An early spring could be on the horizon for the local housing sector if the February 2022 resale market is any indication, according to the Ottawa Real Estate Board.
While the month saw only a small year-over year increase in total transactions through the board’s Multiple Listing Service (MLS) — 1,421 compared to 1,386 the same month last year — February’s transaction were 52 per cent higher than the 936 recorded in January of this year.
“While a month-to-month increase is typical for this time of year, the gradation of this increase is higher than previous years, which could be an indication that our spring market may ramp up earlier this year,” said board president Penny Torontow in a statement.
In the February 2022 resale market, 1,095 non-condo properties and 326 condos changed hands. Those numbers were up seven per cent and down 10 per cent, respectively.
Interest and inflation rates spark buying
Everything from the easing of government pandemic restrictions to concern over possible interest rate increases, a concern that bore fruit when the Bank of Canada raised the key interest rate earlier this week, may have impelled buyers to jump into the market early, said Torontow.

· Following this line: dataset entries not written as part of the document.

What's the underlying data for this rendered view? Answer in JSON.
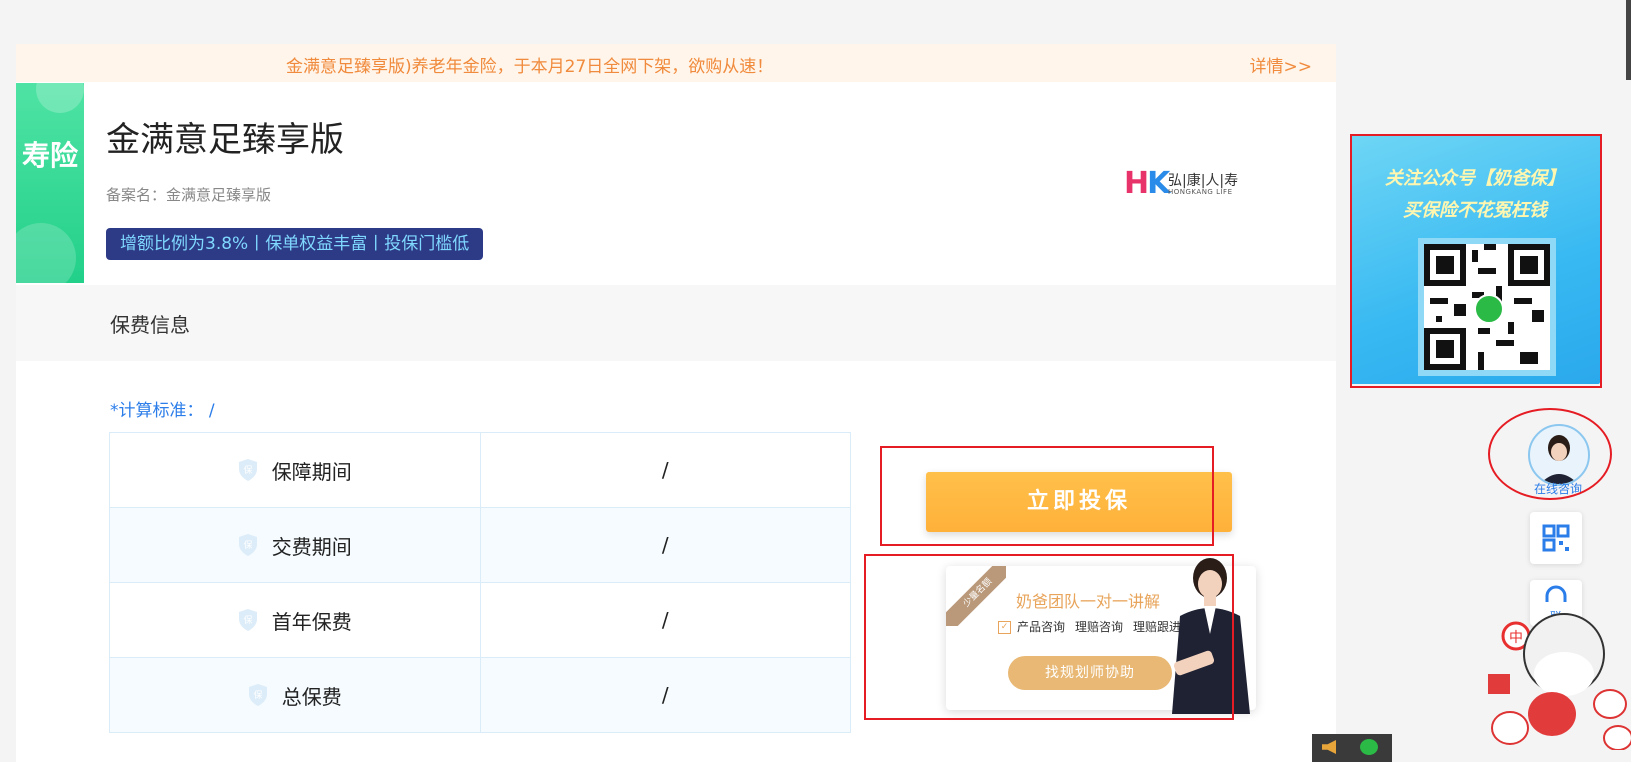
{
  "notice": {
    "text": "金满意足臻享版)养老年金险，于本月27日全网下架，欲购从速！",
    "more": "详情>>"
  },
  "product": {
    "category": "寿险",
    "name": "金满意足臻享版",
    "record_name": "备案名：金满意足臻享版",
    "highlight": "增额比例为3.8%丨保单权益丰富丨投保门槛低",
    "insurer_logo": {
      "cn": "弘|康|人|寿",
      "en": "HONGKANG LIFE",
      "mark_h": "H",
      "mark_k": "K"
    }
  },
  "premium_section": {
    "title": "保费信息",
    "calc_standard": "*计算标准： /",
    "rows": [
      {
        "label": "保障期间",
        "value": "/"
      },
      {
        "label": "交费期间",
        "value": "/"
      },
      {
        "label": "首年保费",
        "value": "/"
      },
      {
        "label": "总保费",
        "value": "/"
      }
    ],
    "shield_icon_text": "保"
  },
  "actions": {
    "buy": "立即投保"
  },
  "adviser": {
    "ribbon": "少量名额",
    "title": "奶爸团队一对一讲解",
    "items": [
      "产品咨询",
      "理赔咨询",
      "理赔跟进"
    ],
    "button": "找规划师协助"
  },
  "ad": {
    "line1": "关注公众号【奶爸保】",
    "line2": "买保险不花冤枉钱"
  },
  "float": {
    "consult": "在线咨询",
    "contact_partial": "联"
  },
  "colors": {
    "accent": "#ffb13a",
    "brand_green": "#22d08a",
    "notice": "#f08a3c",
    "link": "#2b7de9",
    "highlight_bg": "#2d3a86"
  }
}
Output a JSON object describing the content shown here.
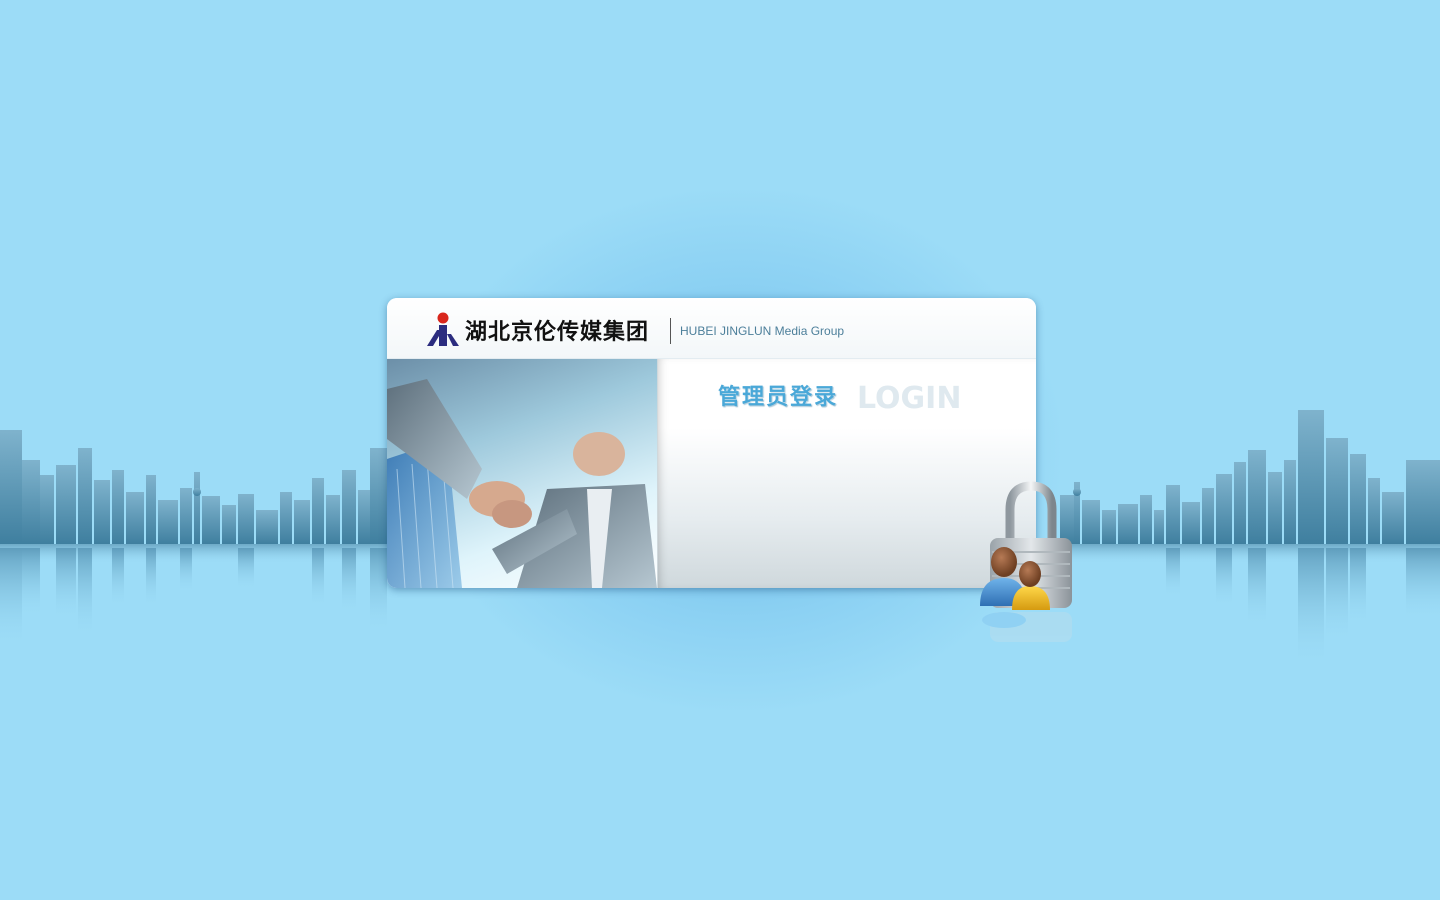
{
  "header": {
    "company_name_cn": "湖北京伦传媒集团",
    "company_name_en": "HUBEI JINGLUN Media Group",
    "logo_icon": "jinglun-logo-icon"
  },
  "login": {
    "title_cn": "管理员登录",
    "title_en": "LOGIN"
  },
  "icons": {
    "lock": "padlock-users-icon",
    "photo": "handshake-photo"
  },
  "colors": {
    "background": "#9cdcf7",
    "title_accent": "#4aa8d8",
    "logo_red": "#d9261c",
    "logo_navy": "#2b2c7f"
  }
}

“We are watching intently to see how the 2022 spring market will play out considering not only the higher interest rates and inflation but also other macro factors in our global environment that could affect our local economy.”

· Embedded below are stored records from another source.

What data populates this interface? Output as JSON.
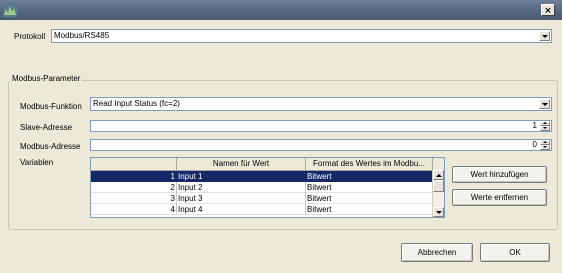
{
  "window": {
    "close_glyph": "×"
  },
  "protocol": {
    "label": "Protokoll",
    "value": "Modbus/RS485"
  },
  "group": {
    "title": "Modbus-Parameter"
  },
  "function": {
    "label": "Modbus-Funktion",
    "value": "Read Input Status (fc=2)"
  },
  "slave": {
    "label": "Slave-Adresse",
    "value": "1"
  },
  "address": {
    "label": "Modbus-Adresse",
    "value": "0"
  },
  "variables": {
    "label": "Variablen",
    "columns": [
      "",
      "Namen für Wert",
      "Format des Wertes im Modbu..."
    ],
    "rows": [
      {
        "num": "1",
        "name": "Input 1",
        "format": "Bitwert",
        "selected": true
      },
      {
        "num": "2",
        "name": "Input 2",
        "format": "Bitwert",
        "selected": false
      },
      {
        "num": "3",
        "name": "Input 3",
        "format": "Bitwert",
        "selected": false
      },
      {
        "num": "4",
        "name": "Input 4",
        "format": "Bitwert",
        "selected": false
      }
    ]
  },
  "buttons": {
    "add_value": "Wert hinzufügen",
    "remove_values": "Werte entfernen",
    "cancel": "Abbrechen",
    "ok": "OK"
  },
  "colors": {
    "selection": "#172869",
    "titlebar": "#56667f",
    "dialog_bg": "#ece9d8"
  },
  "icons": [
    "app-icon",
    "close-icon",
    "dropdown-arrow-icon",
    "spinner-up-icon",
    "spinner-down-icon",
    "scroll-up-icon",
    "scroll-down-icon"
  ]
}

She added that higher interest and inflation rates will weaken buyers’ purchasing power.
Prices still rising amid a glimmer of hope
Non-condo properties sold for an average $837,517 in February, up 17 per cent from a year ago and the first time average prices have crossed the $800,000 line. Condos went for 15 per cent more at an average $466,682.
“Even though average price growths are not as acute as they were in the past two years, we are still seeing significant increases that are without question a result of the unrelenting high demand and current housing stock scarcity,” said Torontow.
Thanks to new listings – which was also seen in other Canadian markets last month – and despite a steep drop in condo availability, overall housing inventory grew 10 per cent compared to the same month last year. That offers a “slight glimmer of hope,” said Torontow. At the same time, she said homes are still being snapped up quickly and Ottawa remains a seller’s market.